Ottawa

Iggy’s first day

BY ANDREW COYNE

Iggy's first day

Ignatieff’s first press conference as leader was a fascinating performance: often impressive, sometimes ponderous, occasionally comic, with the world’s longest answer (on the need to reach out to rural Canada) thrown in for good measure. Some take-aways:

He’s taking the party to the middle. “Moderate… middle of the road… neither left nor right … beyond the ideologies of left and right…”, the message was hammered home at every opportunity.

He’s looking for an excuse to avoid bringing down the government. The olive branches were coming fast and furious, albeit phrased as threats. “Mr.

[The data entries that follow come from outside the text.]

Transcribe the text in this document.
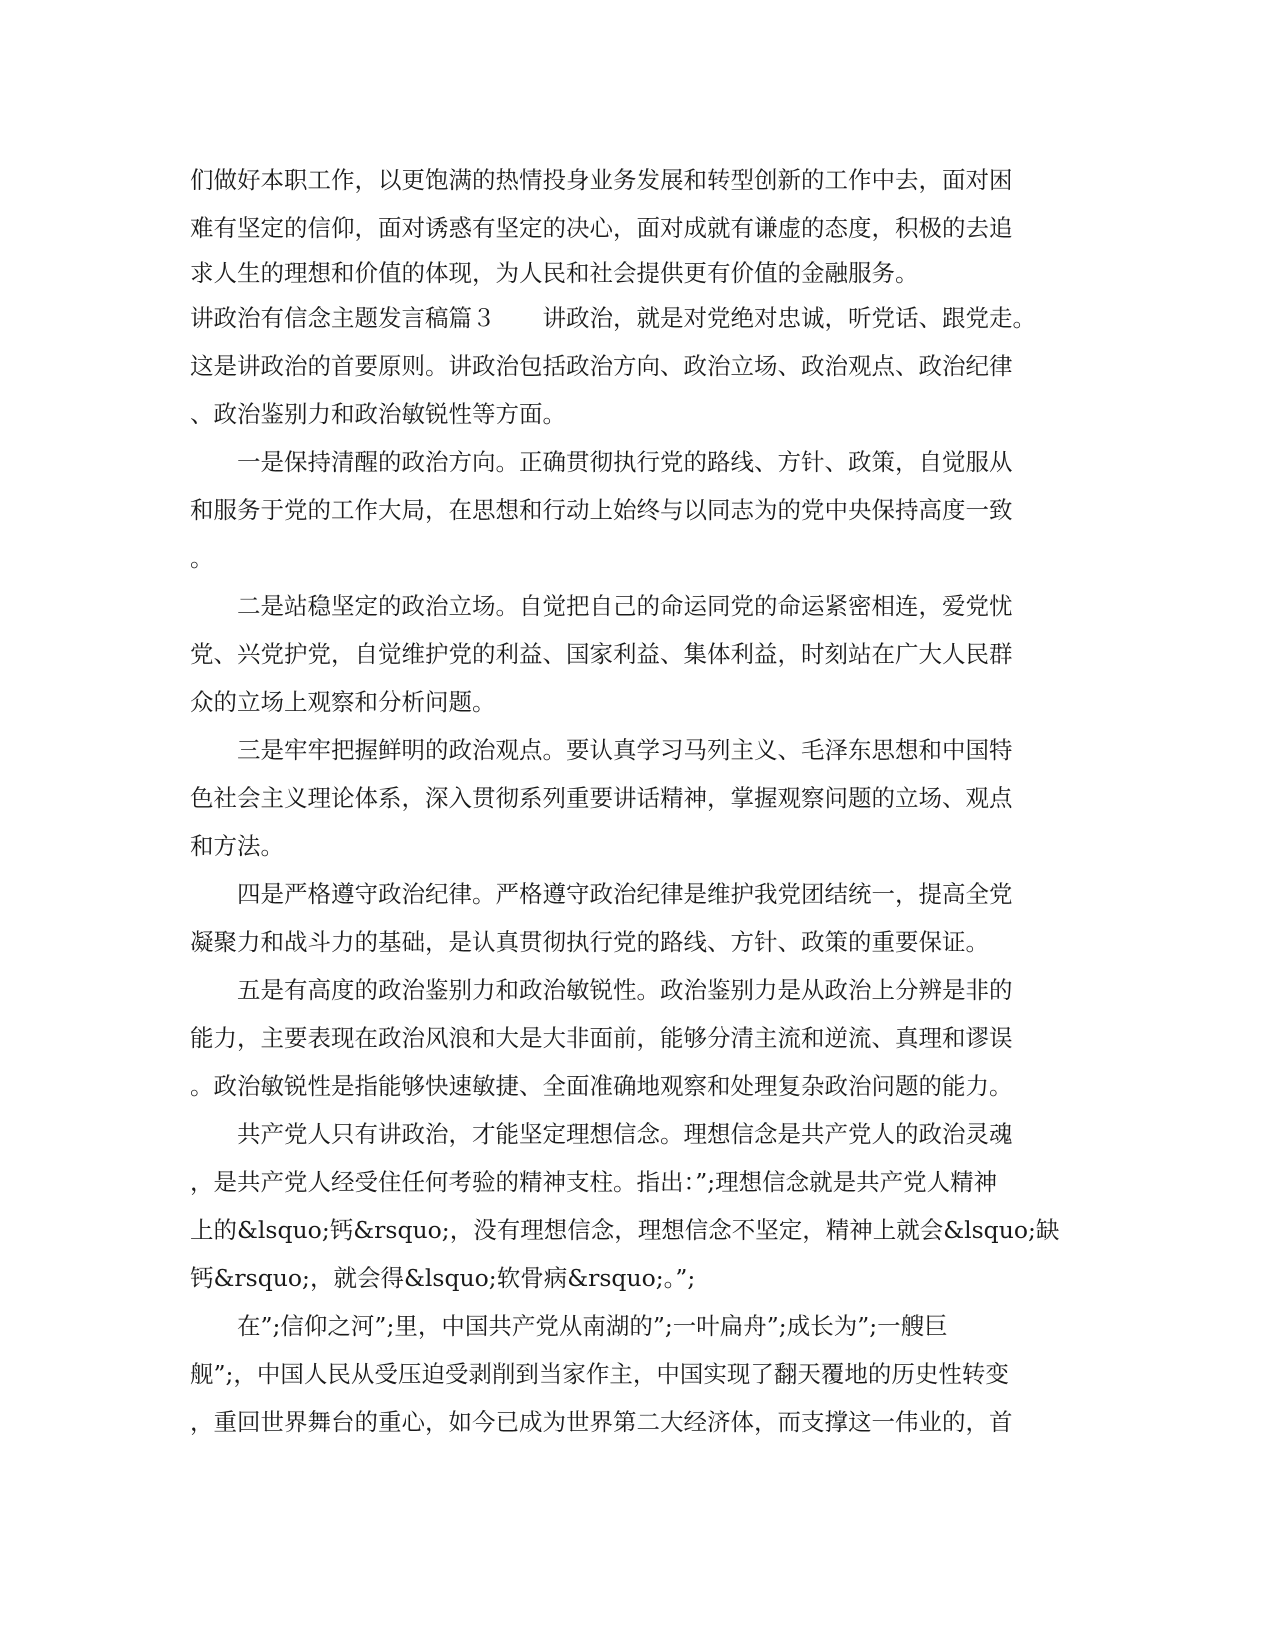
们做好本职工作，以更饱满的热情投身业务发展和转型创新的工作中去，面对困
难有坚定的信仰，面对诱惑有坚定的决心，面对成就有谦虚的态度，积极的去追
求人生的理想和价值的体现，为人民和社会提供更有价值的金融服务。
讲政治有信念主题发言稿篇３　　讲政治，就是对党绝对忠诚，听党话、跟党走。
这是讲政治的首要原则。讲政治包括政治方向、政治立场、政治观点、政治纪律
、政治鉴别力和政治敏锐性等方面。
一是保持清醒的政治方向。正确贯彻执行党的路线、方针、政策，自觉服从
和服务于党的工作大局，在思想和行动上始终与以同志为的党中央保持高度一致
。
二是站稳坚定的政治立场。自觉把自己的命运同党的命运紧密相连，爱党忧
党、兴党护党，自觉维护党的利益、国家利益、集体利益，时刻站在广大人民群
众的立场上观察和分析问题。
三是牢牢把握鲜明的政治观点。要认真学习马列主义、毛泽东思想和中国特
色社会主义理论体系，深入贯彻系列重要讲话精神，掌握观察问题的立场、观点
和方法。
四是严格遵守政治纪律。严格遵守政治纪律是维护我党团结统一，提高全党
凝聚力和战斗力的基础，是认真贯彻执行党的路线、方针、政策的重要保证。
五是有高度的政治鉴别力和政治敏锐性。政治鉴别力是从政治上分辨是非的
能力，主要表现在政治风浪和大是大非面前，能够分清主流和逆流、真理和谬误
。政治敏锐性是指能够快速敏捷、全面准确地观察和处理复杂政治问题的能力。
共产党人只有讲政治，才能坚定理想信念。理想信念是共产党人的政治灵魂
，是共产党人经受住任何考验的精神支柱。指出：”;理想信念就是共产党人精神
上的&lsquo;钙&rsquo;，没有理想信念，理想信念不坚定，精神上就会&lsquo;缺
钙&rsquo;，就会得&lsquo;软骨病&rsquo;。”;
在”;信仰之河”;里，中国共产党从南湖的”;一叶扁舟”;成长为”;一艘巨
舰”;，中国人民从受压迫受剥削到当家作主，中国实现了翻天覆地的历史性转变
，重回世界舞台的重心，如今已成为世界第二大经济体，而支撑这一伟业的，首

Harper needs to walk back down the hill… The ball’s in his court… He has to make the running… He knows where he can find me…” Translation: make me an offer!

At the very least, he wants to be seen to to be open to persuasion, which in itself marks a change of tack. He pointedly declined to take up Jack Layton’s line that Harper “can’t be trusted” and must be defeated. He was careful to say he was “prepared” to vote no confidence, catching himself before saying “I will” vote that way. He said his party would vote no confidence if “we do not get a budget that responds to the national interest.” But: no party “can have the confidence of the country if it decides to vote against a budget it hasn’t even read.”

He doesn’t want an election. He was asked in English and again in French if his party was ready for an election, and both times ducked, referring vaguely to it all being up to the Governor General.

He recognizes the party needs to rebuild in the West. This was perhaps the best moment in the whole thing: the need for Liberals to “regain the trust and confidence and loyalty” of people in “the beating economic heart of our country’s future,” ie the West, whom he hoped would “forgive and forget ” his party for “the errors of the past.”

Put it all together — a centrist party, open to compromise with the government, reluctant to defeat it, focused on rebuilding, respectful of the West — and it sits uneasily, to say the least, with the ambitions of its coalition partners. Which is to say: the coalition is now a polite fiction. It exists solely on paper. He has no intention of becoming Jack Layton’s puppet. To which I say: huzzah.

NOT THAT IT WILL DO HIM ANY GOOD:

“He’s going to wear that coalition in the next election whether he wants to or not,” said a Conservative source.

NICE TRY:

Fife also said senior Liberals have told him that they may not need a coalition to form a new government.

“If they do defeat the Conservative government … Ignatieff will go to the Governor General and say ‘We think we can form the government but we don’t have to do it with a coalition,'” Fife said.

Fife noted that the NDP and Bloc would have to support the Liberals because they already have expressed opposition to the Conservative government.

Riiiighhht. You have one-quarter of the House, barely half as many as the Conservatives. You go to the Governor General, and you say: okay, we don’t have a coalition any more, though we gave you a signed undertaking that we did just a few weeks ago — sorry, changed our minds, can’t be helped — but we think we can browbeat the parties to the agreement we just ripped up into supporting us anyway, even though we’re no longer giving them cabinet seats or anything, because they’ve already said they’re opposed to the Conservatives so if they didn’t, you know, they’d be contradicting themselves. Of course, the only reason we’re trying to form a government is that we can’t possibly face going through another election, so if they do threaten to take us down we’d probably cave in to whatever they were demanding, but you never know, we might not, it depends…

And on that basis she’s going to hand you the keys to the Government of Canada?